The right to seek compensation is the right of action arising at law or in equity and vesting in the taxpayer on the occurrence of any breach of contract, personal injury or other compensable damage or injury. A right to seek compensation is an asset for the purposes of Part 3-1. The right to seek compensation is acquired at the time of the compensable wrong or injury, and includes all of the rights arising during the process of pursuing the compensation claim. The right to seek compensation is disposed of when it is satisfied, surrendered, released or discharged. This disposal triggers a CGT C2.
In your situation, the LSP was be made to compensate you for surrendering your right to take legal action to seek compensation for the loss of the regular payments from the Insurer. It is viewed as being consideration received for the disposal of your right to seek compensation. You disposed of your right to seek compensation when you entered into a Deed of Release. This triggered CGT event C2 under section 104-25 of the ITAA 1997.
Accordingly, the LSP that you received from the Insurer is assessable under section 6-10 of the ITAA 1997.
CGT discount method
Under section 115-100 of the ITAA 1997, an individual is entitled to discount the capital gain made as a result of a CGT event by 50 percent provided:
- You're an individual
- The CGT event happens after 21 September 1999 and
- The CGT asset was acquired at least 12 months before the CGT event happening.
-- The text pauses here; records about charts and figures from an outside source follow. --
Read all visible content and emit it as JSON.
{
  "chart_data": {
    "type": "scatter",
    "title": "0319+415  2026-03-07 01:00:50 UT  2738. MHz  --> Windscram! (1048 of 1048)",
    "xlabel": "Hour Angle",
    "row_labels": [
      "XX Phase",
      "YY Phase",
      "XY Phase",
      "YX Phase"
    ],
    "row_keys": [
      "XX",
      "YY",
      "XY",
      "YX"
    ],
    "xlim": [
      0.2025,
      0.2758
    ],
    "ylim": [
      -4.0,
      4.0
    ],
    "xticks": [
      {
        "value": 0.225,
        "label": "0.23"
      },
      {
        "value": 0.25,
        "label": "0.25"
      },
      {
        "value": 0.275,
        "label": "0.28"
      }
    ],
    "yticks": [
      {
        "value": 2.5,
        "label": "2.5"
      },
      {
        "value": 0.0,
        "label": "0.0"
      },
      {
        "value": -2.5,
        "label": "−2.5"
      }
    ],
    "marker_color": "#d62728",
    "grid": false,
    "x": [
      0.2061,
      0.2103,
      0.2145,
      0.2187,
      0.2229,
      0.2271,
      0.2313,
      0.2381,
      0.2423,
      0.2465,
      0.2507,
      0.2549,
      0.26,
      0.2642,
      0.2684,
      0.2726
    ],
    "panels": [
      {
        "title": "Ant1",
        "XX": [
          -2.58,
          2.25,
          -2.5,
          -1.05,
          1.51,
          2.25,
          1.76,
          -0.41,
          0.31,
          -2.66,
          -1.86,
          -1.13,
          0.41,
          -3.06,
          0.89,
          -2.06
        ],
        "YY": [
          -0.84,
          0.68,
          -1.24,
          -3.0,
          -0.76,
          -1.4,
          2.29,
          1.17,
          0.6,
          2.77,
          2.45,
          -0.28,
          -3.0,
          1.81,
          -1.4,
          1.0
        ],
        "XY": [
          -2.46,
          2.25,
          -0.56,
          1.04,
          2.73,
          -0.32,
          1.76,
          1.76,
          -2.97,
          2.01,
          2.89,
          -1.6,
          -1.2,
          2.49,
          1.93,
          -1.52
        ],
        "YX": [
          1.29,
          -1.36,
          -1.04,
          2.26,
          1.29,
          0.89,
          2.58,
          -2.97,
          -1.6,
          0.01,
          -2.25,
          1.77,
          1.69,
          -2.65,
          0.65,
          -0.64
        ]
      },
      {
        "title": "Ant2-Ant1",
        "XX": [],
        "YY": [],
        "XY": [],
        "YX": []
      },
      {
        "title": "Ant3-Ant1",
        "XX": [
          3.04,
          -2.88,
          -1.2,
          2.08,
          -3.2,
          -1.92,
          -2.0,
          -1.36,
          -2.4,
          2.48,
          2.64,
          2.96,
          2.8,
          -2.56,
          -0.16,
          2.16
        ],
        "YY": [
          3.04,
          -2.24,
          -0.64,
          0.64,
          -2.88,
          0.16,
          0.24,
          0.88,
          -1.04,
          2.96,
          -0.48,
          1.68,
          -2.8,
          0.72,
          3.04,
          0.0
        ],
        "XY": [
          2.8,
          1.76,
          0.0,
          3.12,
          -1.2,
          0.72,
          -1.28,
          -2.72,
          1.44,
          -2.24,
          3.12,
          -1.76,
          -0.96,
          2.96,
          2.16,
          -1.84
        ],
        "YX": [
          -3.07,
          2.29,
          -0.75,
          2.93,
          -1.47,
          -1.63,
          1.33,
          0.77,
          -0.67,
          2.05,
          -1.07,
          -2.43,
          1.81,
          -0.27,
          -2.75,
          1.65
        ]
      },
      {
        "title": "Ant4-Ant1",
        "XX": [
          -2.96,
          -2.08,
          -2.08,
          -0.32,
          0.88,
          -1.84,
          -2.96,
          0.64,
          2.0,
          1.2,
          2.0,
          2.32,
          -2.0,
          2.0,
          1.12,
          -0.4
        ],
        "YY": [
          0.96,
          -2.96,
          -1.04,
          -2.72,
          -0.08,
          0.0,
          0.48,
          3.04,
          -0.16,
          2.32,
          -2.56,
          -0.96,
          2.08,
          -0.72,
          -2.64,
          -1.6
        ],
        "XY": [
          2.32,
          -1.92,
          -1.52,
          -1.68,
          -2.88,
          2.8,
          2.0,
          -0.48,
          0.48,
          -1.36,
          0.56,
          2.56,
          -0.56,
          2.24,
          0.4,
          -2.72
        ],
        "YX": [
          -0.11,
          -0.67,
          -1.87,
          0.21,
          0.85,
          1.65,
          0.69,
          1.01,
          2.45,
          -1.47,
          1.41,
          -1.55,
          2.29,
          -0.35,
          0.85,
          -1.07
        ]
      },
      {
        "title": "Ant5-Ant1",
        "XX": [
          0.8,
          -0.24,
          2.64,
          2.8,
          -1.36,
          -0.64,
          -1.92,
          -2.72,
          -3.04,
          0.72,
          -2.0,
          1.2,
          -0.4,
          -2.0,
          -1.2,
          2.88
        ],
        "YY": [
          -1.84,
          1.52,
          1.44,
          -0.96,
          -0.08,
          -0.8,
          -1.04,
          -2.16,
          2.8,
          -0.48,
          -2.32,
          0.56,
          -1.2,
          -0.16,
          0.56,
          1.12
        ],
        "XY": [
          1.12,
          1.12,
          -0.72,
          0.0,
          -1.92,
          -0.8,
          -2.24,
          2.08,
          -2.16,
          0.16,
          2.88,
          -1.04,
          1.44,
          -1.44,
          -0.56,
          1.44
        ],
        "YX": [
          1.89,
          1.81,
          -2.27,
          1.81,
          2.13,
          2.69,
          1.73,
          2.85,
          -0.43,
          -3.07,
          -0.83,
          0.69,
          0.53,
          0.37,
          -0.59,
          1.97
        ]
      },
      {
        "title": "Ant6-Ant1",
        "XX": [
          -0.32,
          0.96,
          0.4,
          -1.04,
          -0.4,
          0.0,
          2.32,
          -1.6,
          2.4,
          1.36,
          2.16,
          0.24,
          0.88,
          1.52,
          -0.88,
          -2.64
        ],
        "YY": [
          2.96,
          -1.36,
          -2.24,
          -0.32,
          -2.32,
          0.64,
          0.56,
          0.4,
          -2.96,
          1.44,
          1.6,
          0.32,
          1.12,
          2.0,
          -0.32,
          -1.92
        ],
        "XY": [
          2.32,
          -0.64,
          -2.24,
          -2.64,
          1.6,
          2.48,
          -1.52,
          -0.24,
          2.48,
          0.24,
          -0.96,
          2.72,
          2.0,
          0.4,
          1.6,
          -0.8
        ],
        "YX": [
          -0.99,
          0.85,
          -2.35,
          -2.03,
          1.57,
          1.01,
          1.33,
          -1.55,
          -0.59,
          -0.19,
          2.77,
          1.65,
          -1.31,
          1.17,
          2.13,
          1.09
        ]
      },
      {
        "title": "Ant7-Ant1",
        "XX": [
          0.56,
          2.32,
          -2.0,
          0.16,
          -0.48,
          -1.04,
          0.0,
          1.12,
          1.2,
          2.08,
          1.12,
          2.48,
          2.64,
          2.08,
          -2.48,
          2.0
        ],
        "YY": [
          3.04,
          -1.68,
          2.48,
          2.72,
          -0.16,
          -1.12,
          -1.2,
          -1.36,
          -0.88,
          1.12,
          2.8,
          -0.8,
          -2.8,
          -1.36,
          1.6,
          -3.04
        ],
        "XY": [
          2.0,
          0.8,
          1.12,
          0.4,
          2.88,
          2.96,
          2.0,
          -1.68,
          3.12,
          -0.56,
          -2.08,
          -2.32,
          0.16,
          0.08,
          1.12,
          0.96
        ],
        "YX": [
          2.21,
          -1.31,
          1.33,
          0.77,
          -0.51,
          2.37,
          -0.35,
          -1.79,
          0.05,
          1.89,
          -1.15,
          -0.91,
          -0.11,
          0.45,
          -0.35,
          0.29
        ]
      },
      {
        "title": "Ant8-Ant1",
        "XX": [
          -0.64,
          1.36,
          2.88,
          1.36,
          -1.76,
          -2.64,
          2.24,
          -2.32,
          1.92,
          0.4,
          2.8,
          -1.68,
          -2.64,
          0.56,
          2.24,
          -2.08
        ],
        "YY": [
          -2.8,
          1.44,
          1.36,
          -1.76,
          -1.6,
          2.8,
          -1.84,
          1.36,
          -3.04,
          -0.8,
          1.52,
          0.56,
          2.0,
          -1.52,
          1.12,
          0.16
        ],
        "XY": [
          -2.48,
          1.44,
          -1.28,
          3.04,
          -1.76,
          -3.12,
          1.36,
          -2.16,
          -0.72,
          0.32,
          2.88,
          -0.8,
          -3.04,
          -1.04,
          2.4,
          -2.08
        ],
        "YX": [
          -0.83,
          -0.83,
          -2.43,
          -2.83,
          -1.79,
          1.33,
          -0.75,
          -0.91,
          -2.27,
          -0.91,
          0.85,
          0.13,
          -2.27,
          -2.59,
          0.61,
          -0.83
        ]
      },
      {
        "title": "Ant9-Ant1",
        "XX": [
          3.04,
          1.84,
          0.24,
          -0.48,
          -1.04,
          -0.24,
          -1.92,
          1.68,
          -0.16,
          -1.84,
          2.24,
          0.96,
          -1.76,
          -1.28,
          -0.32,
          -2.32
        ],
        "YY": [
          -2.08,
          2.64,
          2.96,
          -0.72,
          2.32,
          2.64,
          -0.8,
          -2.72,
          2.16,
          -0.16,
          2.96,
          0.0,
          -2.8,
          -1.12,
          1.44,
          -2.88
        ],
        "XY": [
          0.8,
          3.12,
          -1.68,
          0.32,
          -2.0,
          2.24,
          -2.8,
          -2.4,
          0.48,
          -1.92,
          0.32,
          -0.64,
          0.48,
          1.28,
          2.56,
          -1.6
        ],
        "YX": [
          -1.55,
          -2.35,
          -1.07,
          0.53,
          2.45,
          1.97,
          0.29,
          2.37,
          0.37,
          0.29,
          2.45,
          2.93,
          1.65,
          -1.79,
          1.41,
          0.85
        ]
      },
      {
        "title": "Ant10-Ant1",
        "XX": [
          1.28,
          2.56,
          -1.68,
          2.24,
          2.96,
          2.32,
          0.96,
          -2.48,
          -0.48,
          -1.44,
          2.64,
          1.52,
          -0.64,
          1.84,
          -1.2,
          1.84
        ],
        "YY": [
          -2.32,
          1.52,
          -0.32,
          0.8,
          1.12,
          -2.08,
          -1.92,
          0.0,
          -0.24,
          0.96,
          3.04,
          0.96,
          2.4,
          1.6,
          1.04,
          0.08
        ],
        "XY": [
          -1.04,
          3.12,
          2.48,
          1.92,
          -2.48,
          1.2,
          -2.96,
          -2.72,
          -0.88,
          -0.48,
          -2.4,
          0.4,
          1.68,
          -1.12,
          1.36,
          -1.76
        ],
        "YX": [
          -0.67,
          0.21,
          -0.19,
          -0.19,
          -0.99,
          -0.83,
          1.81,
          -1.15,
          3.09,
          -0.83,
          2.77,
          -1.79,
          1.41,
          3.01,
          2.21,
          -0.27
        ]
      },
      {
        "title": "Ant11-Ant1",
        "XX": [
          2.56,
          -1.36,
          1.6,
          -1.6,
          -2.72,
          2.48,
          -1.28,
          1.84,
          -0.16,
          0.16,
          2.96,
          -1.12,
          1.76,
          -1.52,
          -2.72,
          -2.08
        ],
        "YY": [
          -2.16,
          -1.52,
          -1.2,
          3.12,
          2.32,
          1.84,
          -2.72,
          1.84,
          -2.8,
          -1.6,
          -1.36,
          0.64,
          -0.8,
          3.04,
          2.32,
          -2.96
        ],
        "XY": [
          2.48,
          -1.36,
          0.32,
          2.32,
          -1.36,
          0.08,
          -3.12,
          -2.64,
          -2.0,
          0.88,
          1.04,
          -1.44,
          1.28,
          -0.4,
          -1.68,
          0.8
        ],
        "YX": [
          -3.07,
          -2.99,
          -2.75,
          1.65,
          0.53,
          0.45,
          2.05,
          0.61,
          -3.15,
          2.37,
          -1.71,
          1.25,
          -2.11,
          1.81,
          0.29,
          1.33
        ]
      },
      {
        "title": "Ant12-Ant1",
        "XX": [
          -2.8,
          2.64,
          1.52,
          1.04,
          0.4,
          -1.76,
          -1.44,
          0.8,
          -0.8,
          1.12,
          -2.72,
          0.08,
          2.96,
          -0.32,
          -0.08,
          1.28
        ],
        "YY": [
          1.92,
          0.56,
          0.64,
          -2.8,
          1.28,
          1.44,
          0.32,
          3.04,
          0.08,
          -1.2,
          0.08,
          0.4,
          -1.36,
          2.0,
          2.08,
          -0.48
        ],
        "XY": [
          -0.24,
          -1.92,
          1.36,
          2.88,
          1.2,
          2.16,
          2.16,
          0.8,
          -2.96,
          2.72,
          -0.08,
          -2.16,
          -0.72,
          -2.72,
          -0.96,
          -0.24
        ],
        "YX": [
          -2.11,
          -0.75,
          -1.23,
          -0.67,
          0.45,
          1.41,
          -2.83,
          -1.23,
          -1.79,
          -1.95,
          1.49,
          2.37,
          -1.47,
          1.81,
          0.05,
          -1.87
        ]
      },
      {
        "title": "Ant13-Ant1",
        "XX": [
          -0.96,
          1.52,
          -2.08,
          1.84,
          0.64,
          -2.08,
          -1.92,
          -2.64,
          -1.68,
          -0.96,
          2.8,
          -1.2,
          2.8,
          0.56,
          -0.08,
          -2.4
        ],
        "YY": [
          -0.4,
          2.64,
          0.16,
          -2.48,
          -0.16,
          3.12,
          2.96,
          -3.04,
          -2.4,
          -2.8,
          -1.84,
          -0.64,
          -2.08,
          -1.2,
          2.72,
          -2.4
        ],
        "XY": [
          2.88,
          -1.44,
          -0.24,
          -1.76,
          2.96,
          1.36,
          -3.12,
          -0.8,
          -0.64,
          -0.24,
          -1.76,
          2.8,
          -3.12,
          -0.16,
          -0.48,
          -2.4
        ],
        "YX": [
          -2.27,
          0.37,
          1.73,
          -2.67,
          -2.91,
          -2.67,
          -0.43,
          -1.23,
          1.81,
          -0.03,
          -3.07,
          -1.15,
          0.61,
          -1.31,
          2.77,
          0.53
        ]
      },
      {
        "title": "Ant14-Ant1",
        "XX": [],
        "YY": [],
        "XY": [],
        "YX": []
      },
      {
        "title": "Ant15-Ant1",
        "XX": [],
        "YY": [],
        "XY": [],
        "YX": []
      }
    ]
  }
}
In your situation, the Insurer ceased paying you the regular payments and you signed the Deed of Release. As your right to take action arose more than 12 months before you received the LSP, a 50 percent discount will apply to reduce your capital gain.
To calculate your net capital gain using this method you subtract the cost base from the capital proceeds, deduct any other capital losses, if you have a positive result reduce this by 50%.
You can find additional information about the discount method of calculating your CGT at www.ato.gov.au and enter quick code QC 17159 into search.